Histone modifications

• Pathophysiology/Etiology

  • Post-translational modifications (PTMs) of histone proteins (H2A, H2B, H3, H4) that regulate chromatin structure and gene expression. Histones are proteins that package DNA into nucleosomes.
  • These modifications alter the electrostatic interactions between histones and DNA, and serve as docking sites for regulatory proteins.
  • The “histone code” refers to the idea that specific combinations of modifications dictate downstream cellular events like transcription, DNA repair, and replication.

• Key Modifications & Their Function

  • Acetylation:
    • Mechanism: Addition of an acetyl group to lysine residues by Histone Acetyltransferases (HATs). This neutralizes the positive charge of lysine.
    • Effect: Relaxes chromatin structure (euchromatin), making DNA more accessible for transcription. Generally associated with gene activation.
    • Reversal: Removed by Histone Deacetylases (HDACs), leading to chromatin condensation and gene repression.
  • Methylation:
    • Mechanism: Addition of a methyl group to lysine or arginine residues by Histone Methyltransferases (HMTs).
    • Effect: Can be either activating or repressing, depending on the specific amino acid residue methylated and the number of methyl groups added (mono-, di-, or tri-methylation).
      • Activation Example: H3K4me3 (trimethylation of lysine 4 on histone H3) is associated with active gene promoters.
      • Repression Example: H3K27me3 (trimethylation of lysine 27 on histone H3) is a repressive mark, often silencing developmental genes.
    • Reversal: Removed by Histone Demethylases (HDMs).
  • Phosphorylation:
    • Mechanism: Addition of a phosphate group to serine, threonine, or tyrosine residues by kinases.
    • Effect: Often involved in signaling pathways, particularly in DNA damage repair and chromosome condensation during mitosis.
  • Ubiquitination:
    • Mechanism: Addition of a ubiquitin protein to lysine residues.
    • Effect: Can have varied effects; H2A ubiquitination is often repressive, while H2B ubiquitination can be activating or repressive. It also plays a role in the DNA damage response.

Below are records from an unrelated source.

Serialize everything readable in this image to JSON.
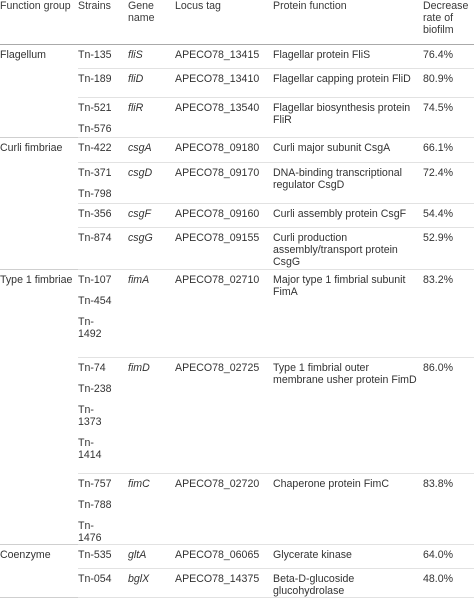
{
  "headers": {
    "function_group": "Function group",
    "strains": "Strains",
    "gene_name": "Gene name",
    "locus_tag": "Locus tag",
    "protein_function": "Protein function",
    "decrease_rate": "Decrease rate of biofilm"
  },
  "rows": [
    {
      "group": "Flagellum",
      "strains": [
        "Tn-135"
      ],
      "gene": "fliS",
      "locus": "APECO78_13415",
      "func": "Flagellar protein FliS",
      "rate": "76.4%"
    },
    {
      "group": "",
      "strains": [
        "Tn-189"
      ],
      "gene": "fliD",
      "locus": "APECO78_13410",
      "func": "Flagellar capping protein FliD",
      "rate": "80.9%"
    },
    {
      "group": "",
      "strains": [
        "Tn-521",
        "Tn-576"
      ],
      "gene": "fliR",
      "locus": "APECO78_13540",
      "func": "Flagellar biosynthesis protein FliR",
      "rate": "74.5%"
    },
    {
      "group": "Curli fimbriae",
      "strains": [
        "Tn-422"
      ],
      "gene": "csgA",
      "locus": "APECO78_09180",
      "func": "Curli major subunit CsgA",
      "rate": "66.1%"
    },
    {
      "group": "",
      "strains": [
        "Tn-371",
        "Tn-798"
      ],
      "gene": "csgD",
      "locus": "APECO78_09170",
      "func": "DNA-binding transcriptional regulator CsgD",
      "rate": "72.4%"
    },
    {
      "group": "",
      "strains": [
        "Tn-356"
      ],
      "gene": "csgF",
      "locus": "APECO78_09160",
      "func": "Curli assembly protein CsgF",
      "rate": "54.4%"
    },
    {
      "group": "",
      "strains": [
        "Tn-874"
      ],
      "gene": "csgG",
      "locus": "APECO78_09155",
      "func": "Curli production assembly/transport protein CsgG",
      "rate": "52.9%"
    },
    {
      "group": "Type 1 fimbriae",
      "strains": [
        "Tn-107",
        "Tn-454",
        "Tn-1492"
      ],
      "gene": "fimA",
      "locus": "APECO78_02710",
      "func": "Major type 1 fimbrial subunit FimA",
      "rate": "83.2%"
    },
    {
      "group": "",
      "strains": [
        "Tn-74",
        "Tn-238",
        "Tn-1373",
        "Tn-1414"
      ],
      "gene": "fimD",
      "locus": "APECO78_02725",
      "func": "Type 1 fimbrial outer membrane usher protein FimD",
      "rate": "86.0%"
    },
    {
      "group": "",
      "strains": [
        "Tn-757",
        "Tn-788",
        "Tn-1476"
      ],
      "gene": "fimC",
      "locus": "APECO78_02720",
      "func": "Chaperone protein FimC",
      "rate": "83.8%"
    },
    {
      "group": "Coenzyme",
      "strains": [
        "Tn-535"
      ],
      "gene": "gltA",
      "locus": "APECO78_06065",
      "func": "Glycerate kinase",
      "rate": "64.0%"
    },
    {
      "group": "",
      "strains": [
        "Tn-054"
      ],
      "gene": "bglX",
      "locus": "APECO78_14375",
      "func": "Beta-D-glucoside glucohydrolase",
      "rate": "48.0%"
    }
  ]
}
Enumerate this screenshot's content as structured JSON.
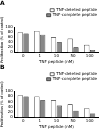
{
  "chart_data": [
    {
      "type": "bar",
      "title": "A",
      "categories": [
        "0",
        "1",
        "10",
        "50",
        "100"
      ],
      "x_label": "TNF peptide (nM)",
      "y_label": "Proliferation (% of control)",
      "series": [
        {
          "name": "TNF-deleted peptide",
          "color": "#ffffff",
          "values": [
            80,
            85,
            60,
            55,
            30
          ]
        },
        {
          "name": "TNF-complete peptide",
          "color": "#888888",
          "values": [
            75,
            70,
            40,
            20,
            10
          ]
        }
      ],
      "ylim": [
        0,
        100
      ],
      "yticks": [
        0,
        20,
        40,
        60,
        80,
        100
      ],
      "legend": "top right",
      "grid": false
    },
    {
      "type": "bar",
      "title": "B",
      "categories": [
        "0",
        "1",
        "10",
        "50",
        "100"
      ],
      "x_label": "TNF peptide (nM)",
      "y_label": "Proliferation (% of control)",
      "series": [
        {
          "name": "TNF-deleted peptide",
          "color": "#ffffff",
          "values": [
            85,
            80,
            65,
            50,
            35
          ]
        },
        {
          "name": "TNF-complete peptide",
          "color": "#888888",
          "values": [
            80,
            65,
            45,
            25,
            15
          ]
        }
      ],
      "ylim": [
        0,
        100
      ],
      "yticks": [
        0,
        20,
        40,
        60,
        80,
        100
      ],
      "legend": "top right",
      "grid": false
    }
  ]
}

• Enzymes (Writers, Erasers, Readers)

  • Writers: Enzymes that add modifications (e.g., HATs, HMTs, kinases).
  • Erasers: Enzymes that remove modifications (e.g., HDACs, HDMs).
  • Readers: Proteins that recognize and bind to specific histone modifications, recruiting other proteins to enact downstream effects.

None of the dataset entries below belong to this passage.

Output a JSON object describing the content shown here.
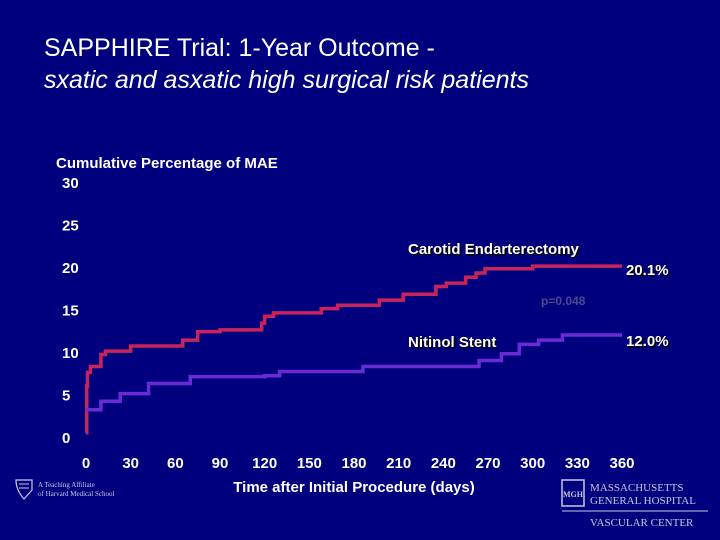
{
  "slide": {
    "title_line1": "SAPPHIRE Trial: 1-Year Outcome -",
    "title_line2": "sxatic and asxatic high surgical risk patients"
  },
  "chart_data": {
    "type": "line",
    "title": "",
    "ylabel": "Cumulative Percentage of MAE",
    "xlabel": "Time after Initial Procedure (days)",
    "xlim": [
      0,
      360
    ],
    "ylim": [
      0,
      30
    ],
    "xticks": [
      0,
      30,
      60,
      90,
      120,
      150,
      180,
      210,
      240,
      270,
      300,
      330,
      360
    ],
    "yticks": [
      0,
      5,
      10,
      15,
      20,
      25,
      30
    ],
    "series": [
      {
        "name": "Carotid Endarterectomy",
        "color": "#c8245a",
        "step": true,
        "end_label": "20.1%",
        "points": [
          [
            0,
            0.5
          ],
          [
            0.5,
            6
          ],
          [
            1,
            7.6
          ],
          [
            3,
            8.3
          ],
          [
            10,
            9.7
          ],
          [
            13,
            10.1
          ],
          [
            30,
            10.7
          ],
          [
            65,
            11.4
          ],
          [
            75,
            12.4
          ],
          [
            90,
            12.6
          ],
          [
            118,
            13.4
          ],
          [
            120,
            14.2
          ],
          [
            126,
            14.6
          ],
          [
            158,
            15.1
          ],
          [
            169,
            15.5
          ],
          [
            197,
            16.1
          ],
          [
            213,
            16.8
          ],
          [
            235,
            17.7
          ],
          [
            242,
            18.1
          ],
          [
            255,
            18.8
          ],
          [
            262,
            19.3
          ],
          [
            268,
            19.8
          ],
          [
            300,
            20.1
          ],
          [
            360,
            20.1
          ]
        ]
      },
      {
        "name": "Nitinol Stent",
        "color": "#6a2bd6",
        "step": true,
        "end_label": "12.0%",
        "points": [
          [
            0,
            3.2
          ],
          [
            10,
            4.2
          ],
          [
            23,
            5.1
          ],
          [
            42,
            6.3
          ],
          [
            70,
            7.1
          ],
          [
            120,
            7.2
          ],
          [
            130,
            7.7
          ],
          [
            186,
            8.3
          ],
          [
            255,
            8.3
          ],
          [
            264,
            9.0
          ],
          [
            279,
            9.8
          ],
          [
            291,
            10.9
          ],
          [
            304,
            11.4
          ],
          [
            320,
            12.0
          ],
          [
            360,
            12.0
          ]
        ]
      }
    ],
    "annotations": [
      {
        "text": "p=0.048"
      }
    ],
    "grid": false,
    "legend": "inline labels"
  },
  "logos": {
    "left_line1": "A Teaching Affiliate",
    "left_line2": "of Harvard Medical School",
    "right_line1": "MASSACHUSETTS",
    "right_line2": "GENERAL HOSPITAL",
    "right_line3": "VASCULAR CENTER"
  }
}
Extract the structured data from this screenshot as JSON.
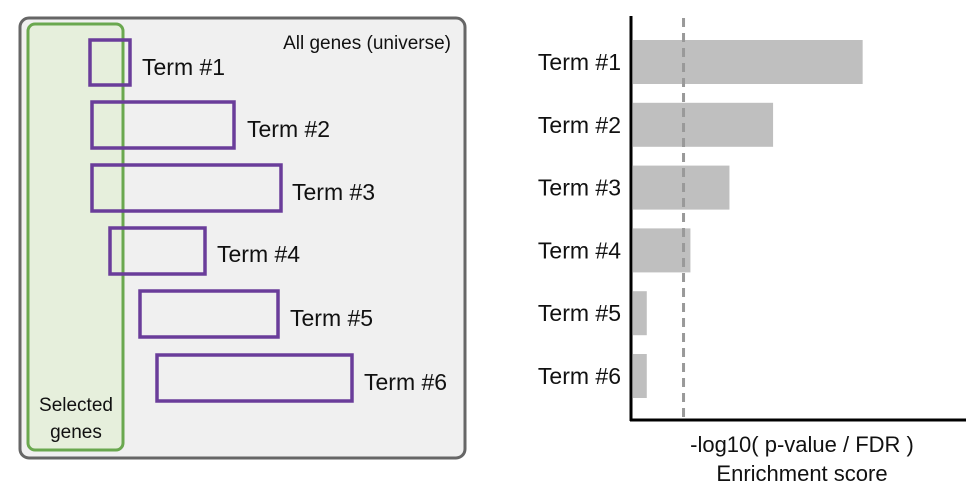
{
  "venn_panel": {
    "universe_label": "All genes (universe)",
    "selected_label_line1": "Selected",
    "selected_label_line2": "genes",
    "terms": [
      {
        "label": "Term #1"
      },
      {
        "label": "Term #2"
      },
      {
        "label": "Term #3"
      },
      {
        "label": "Term #4"
      },
      {
        "label": "Term #5"
      },
      {
        "label": "Term #6"
      }
    ],
    "colors": {
      "universe_fill": "#f0f0f0",
      "universe_stroke": "#666666",
      "selected_fill": "#e6efdc",
      "selected_stroke": "#6aa84f",
      "term_stroke": "#6a3d9a"
    }
  },
  "chart_data": {
    "type": "bar",
    "orientation": "horizontal",
    "categories": [
      "Term #1",
      "Term #2",
      "Term #3",
      "Term #4",
      "Term #5",
      "Term #6"
    ],
    "values": [
      10,
      6.1,
      4.2,
      2.5,
      0.6,
      0.6
    ],
    "threshold": 2.2,
    "xlim": [
      0,
      14.5
    ],
    "xlabel_line1": "-log10( p-value / FDR )",
    "xlabel_line2": "Enrichment score",
    "colors": {
      "bar": "#bfbfbf",
      "threshold": "#999999",
      "axis": "#000000"
    }
  }
}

• Clinical Correlations & Key Associations

  • Cancer: Dysregulation of histone-modifying enzymes is a hallmark of many cancers.
    • Oncogenes can be activated by aberrant acetylation.
    • Tumor suppressor genes can be silenced by repressive methylation marks (e.g., increased H3K27me3 by overactive EZH2 methyltransferase in prostate and breast cancer).
    • HDAC inhibitors (e.g., Vorinostat) are a class of anti-cancer drugs that promote histone acetylation, leading to the re-expression of silenced tumor suppressor genes.
  • Neurological Disorders:
    • Alzheimer’s Disease: Reduced histone acetylation has been observed, leading to the repression of genes involved in memory and learning.
    • Fragile X Syndrome & Rett Syndrome: Associated with abnormal histone methylation patterns affecting genes crucial for brain development.
  • Inflammatory Diseases: Histone modifications play a role in regulating inflammatory responses in conditions like rheumatoid arthritis and inflammatory bowel disease.
  • Hematologic Malignancies: Altered patterns of histone methylation and acetylation are common in leukemias and lymphomas.

• Buzzwords

  • Euchromatin: “Loose” chromatin, transcriptionally active. Associated with histone acetylation.
  • Heterochromatin: “Condensed” chromatin, transcriptionally inactive. Associated with histone deacetylation and certain repressive methylation marks (e.g., H3K9me3).
  • Epigenetics: Heritable changes in gene expression that do not involve alterations to the underlying DNA sequence. Histone modification is a key epigenetic mechanism.